Growth characteristics of Bartonella henselae in a novel liquid medium: primary isolation, growth-phase-dependent phage induction, and metabolic studies.

Bartonella henselae is a zoonotic pathogen that usually causes a self-limiting infection in immunocompetent individuals but often causes potentially life-threatening infections, such as bacillary angiomatosis, in immunocompromised patients. Both diagnosis of infection and research into the molecular mechanisms of pathogenesis have been hindered by the absence of a suitable liquid growth medium. It has been difficult to isolate B. henselae directly from the blood of infected humans or animals or to grow the bacteria in liquid culture media under laboratory conditions. Therefore, we have developed a liquid growth medium that supports reproducible in vitro growth (3-h doubling time and a growth yield of approximately 5 x 10(8) CFU/ml) and permits the isolation of B. henselae from the blood of infected cats. During the development of this medium, we observed that B. henselae did not derive carbon and energy from the catabolism of glucose, which is consistent with genome nucleotide sequence data suggesting an incomplete glycolytic pathway. Of interest, B. henselae depleted amino acids from the culture medium and accumulated ammonia in the medium, an indicator of amino acid catabolism. Analysis of the culture medium throughout the growth cycle revealed that oxygen was consumed and carbon dioxide was generated, suggesting that amino acids were catabolized in a tricarboxylic acid (TCA) cycle-dependent mechanism. Additionally, phage particles were detected in the culture supernatants of stationary-phase B. henselae, but not in mid-logarithmic-phase culture supernatants. Enzymatic assays of whole-cell lysates revealed that B. henselae has a complete TCA cycle. Taken together, these data suggest B. henselae may catabolize amino acids but not glucose to derive carbon and energy from its host. Furthermore, the newly developed culture medium should improve isolation of B. henselae and basic research into the pathogenesis of the bacterium.

The louse-borne human pathogen Bartonella quintana is a genomic derivative of the zoonotic agent Bartonella henselae.

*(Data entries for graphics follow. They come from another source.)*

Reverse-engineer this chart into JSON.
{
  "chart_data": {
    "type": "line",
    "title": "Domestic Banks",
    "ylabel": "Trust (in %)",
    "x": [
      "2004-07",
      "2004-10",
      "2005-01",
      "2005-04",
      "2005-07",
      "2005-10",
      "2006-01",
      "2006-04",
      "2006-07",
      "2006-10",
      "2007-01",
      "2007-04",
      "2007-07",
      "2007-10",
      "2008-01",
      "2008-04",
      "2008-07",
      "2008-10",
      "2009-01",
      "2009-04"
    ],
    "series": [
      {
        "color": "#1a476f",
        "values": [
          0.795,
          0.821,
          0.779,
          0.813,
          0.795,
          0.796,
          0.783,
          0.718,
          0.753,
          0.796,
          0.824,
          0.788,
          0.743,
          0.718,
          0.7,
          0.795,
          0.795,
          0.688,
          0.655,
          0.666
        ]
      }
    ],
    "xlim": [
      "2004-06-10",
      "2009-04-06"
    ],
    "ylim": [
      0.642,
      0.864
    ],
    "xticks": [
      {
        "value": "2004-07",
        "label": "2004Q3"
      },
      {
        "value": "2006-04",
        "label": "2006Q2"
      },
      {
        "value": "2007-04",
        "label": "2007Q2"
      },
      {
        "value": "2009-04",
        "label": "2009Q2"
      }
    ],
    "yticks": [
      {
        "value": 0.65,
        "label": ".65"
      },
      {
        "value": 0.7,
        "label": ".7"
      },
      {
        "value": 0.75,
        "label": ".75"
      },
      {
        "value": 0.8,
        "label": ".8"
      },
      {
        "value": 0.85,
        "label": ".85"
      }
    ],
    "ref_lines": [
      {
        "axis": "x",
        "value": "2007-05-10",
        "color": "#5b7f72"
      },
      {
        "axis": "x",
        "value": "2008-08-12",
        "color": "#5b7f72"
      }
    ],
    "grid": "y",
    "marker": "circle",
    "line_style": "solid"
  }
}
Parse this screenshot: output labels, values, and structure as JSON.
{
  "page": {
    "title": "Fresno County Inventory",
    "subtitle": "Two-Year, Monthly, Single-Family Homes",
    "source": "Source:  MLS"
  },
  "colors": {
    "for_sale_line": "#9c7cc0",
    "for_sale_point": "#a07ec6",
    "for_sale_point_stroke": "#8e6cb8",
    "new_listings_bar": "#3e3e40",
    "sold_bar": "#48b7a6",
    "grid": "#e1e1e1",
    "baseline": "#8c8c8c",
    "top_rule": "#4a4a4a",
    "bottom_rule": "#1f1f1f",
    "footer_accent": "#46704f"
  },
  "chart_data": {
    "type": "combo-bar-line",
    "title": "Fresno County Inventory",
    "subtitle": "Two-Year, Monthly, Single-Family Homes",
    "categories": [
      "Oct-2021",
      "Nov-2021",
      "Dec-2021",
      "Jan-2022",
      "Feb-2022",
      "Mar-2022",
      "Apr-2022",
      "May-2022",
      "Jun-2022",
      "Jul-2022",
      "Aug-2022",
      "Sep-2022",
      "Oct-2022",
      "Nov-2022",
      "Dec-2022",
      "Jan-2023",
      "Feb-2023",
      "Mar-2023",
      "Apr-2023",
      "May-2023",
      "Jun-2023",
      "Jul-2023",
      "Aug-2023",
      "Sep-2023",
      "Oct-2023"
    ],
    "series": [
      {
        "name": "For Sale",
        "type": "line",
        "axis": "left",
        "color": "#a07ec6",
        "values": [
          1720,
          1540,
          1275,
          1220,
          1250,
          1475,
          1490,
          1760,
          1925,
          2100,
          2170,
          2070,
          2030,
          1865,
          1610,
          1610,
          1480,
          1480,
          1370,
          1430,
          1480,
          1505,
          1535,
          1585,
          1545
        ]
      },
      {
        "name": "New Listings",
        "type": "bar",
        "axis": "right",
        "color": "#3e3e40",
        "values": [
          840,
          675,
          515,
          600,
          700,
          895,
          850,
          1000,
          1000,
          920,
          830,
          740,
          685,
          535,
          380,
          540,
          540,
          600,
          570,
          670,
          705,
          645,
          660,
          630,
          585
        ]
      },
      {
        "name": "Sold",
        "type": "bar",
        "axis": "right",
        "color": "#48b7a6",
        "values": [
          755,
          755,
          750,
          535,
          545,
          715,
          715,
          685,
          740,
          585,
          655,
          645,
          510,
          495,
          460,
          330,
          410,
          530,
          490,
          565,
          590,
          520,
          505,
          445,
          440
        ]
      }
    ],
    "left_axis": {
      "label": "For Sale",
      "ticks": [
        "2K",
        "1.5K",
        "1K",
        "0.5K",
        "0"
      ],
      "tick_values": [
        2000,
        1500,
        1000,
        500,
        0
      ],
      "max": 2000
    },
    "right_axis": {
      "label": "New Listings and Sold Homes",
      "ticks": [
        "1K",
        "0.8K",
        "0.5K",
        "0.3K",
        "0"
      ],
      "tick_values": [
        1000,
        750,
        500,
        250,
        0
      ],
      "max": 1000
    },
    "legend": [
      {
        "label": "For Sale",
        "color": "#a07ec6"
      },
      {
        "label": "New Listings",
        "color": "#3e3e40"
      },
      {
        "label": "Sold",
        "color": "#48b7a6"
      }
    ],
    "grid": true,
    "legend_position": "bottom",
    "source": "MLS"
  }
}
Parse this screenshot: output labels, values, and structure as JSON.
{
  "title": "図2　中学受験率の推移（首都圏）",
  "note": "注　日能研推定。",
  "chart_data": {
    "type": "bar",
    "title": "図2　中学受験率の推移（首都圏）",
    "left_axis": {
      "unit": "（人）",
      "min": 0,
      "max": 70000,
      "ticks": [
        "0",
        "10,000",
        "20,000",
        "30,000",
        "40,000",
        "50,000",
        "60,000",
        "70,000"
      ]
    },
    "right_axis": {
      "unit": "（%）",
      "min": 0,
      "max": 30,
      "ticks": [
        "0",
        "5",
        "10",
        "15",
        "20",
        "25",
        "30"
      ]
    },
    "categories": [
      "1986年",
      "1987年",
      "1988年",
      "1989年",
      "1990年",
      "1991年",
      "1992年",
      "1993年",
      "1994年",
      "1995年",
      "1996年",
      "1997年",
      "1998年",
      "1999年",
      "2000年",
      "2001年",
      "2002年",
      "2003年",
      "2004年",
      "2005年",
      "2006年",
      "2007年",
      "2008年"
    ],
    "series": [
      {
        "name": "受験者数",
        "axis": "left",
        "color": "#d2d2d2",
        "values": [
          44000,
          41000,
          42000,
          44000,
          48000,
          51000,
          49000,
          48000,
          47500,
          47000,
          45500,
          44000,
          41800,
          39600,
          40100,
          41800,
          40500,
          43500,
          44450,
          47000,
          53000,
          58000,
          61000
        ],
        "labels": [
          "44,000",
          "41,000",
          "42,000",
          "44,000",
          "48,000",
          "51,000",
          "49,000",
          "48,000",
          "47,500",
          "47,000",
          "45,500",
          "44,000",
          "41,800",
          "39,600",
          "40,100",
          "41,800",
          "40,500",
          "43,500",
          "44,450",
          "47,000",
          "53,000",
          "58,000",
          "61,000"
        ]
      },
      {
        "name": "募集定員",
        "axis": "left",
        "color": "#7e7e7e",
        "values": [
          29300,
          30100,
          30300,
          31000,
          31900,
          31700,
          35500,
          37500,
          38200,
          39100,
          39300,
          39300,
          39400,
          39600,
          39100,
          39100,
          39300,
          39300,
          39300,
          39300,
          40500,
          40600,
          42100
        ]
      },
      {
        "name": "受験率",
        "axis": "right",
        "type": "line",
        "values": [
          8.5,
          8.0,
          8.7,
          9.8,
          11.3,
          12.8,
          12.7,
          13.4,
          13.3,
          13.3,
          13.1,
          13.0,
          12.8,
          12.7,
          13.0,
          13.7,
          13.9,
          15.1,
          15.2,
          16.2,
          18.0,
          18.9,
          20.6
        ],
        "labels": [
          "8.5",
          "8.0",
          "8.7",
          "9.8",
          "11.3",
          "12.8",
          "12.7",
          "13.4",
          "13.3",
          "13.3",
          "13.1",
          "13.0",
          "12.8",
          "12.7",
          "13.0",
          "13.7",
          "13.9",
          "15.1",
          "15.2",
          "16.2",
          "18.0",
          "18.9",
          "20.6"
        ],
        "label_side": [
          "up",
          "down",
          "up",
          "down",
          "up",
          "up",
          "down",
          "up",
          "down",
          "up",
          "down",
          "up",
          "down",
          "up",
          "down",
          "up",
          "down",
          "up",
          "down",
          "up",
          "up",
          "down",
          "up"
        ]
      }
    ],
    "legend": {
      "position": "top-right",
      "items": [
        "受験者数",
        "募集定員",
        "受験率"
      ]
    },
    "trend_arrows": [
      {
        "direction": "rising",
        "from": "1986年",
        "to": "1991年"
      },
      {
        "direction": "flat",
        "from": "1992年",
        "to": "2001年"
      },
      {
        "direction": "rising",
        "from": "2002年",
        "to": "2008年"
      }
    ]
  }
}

We present the complete genomes of two human pathogens, Bartonella quintana (1,581,384 bp) and Bartonella henselae (1,931,047 bp). The two pathogens maintain several similarities in being transmitted by insect vectors, using mammalian reservoirs, infecting similar cell types (endothelial cells and erythrocytes) and causing vasculoproliferative changes in immunocompromised hosts. A primary difference between the two pathogens is their reservoir ecology. Whereas B. quintana is a specialist, using only the human as a reservoir, B. henselae is more promiscuous and is frequently isolated from both cats and humans. Genome comparison elucidated a high degree of overall similarity with major differences being B. henselae specific genomic islands coding for filamentous hemagglutinin, and evidence of extensive genome reduction in B. quintana, reminiscent of that found in Rickettsia prowazekii. Both genomes are reduced versions of chromosome I from the highly related pathogen Brucella melitensis. Flanked by two rRNA operons is a segment with similarity to genes located on chromosome II of B. melitensis, suggesting that it was acquired by integration of megareplicon DNA in a common ancestor of the two Bartonella species. Comparisons of the vector-host ecology of these organisms suggest that the utilization of host-restricted vectors is associated with accelerated rates of genome degradation and may explain why human pathogens transmitted by specialist vectors are outnumbered by zoonotic agents, which use vectors of broad host ranges.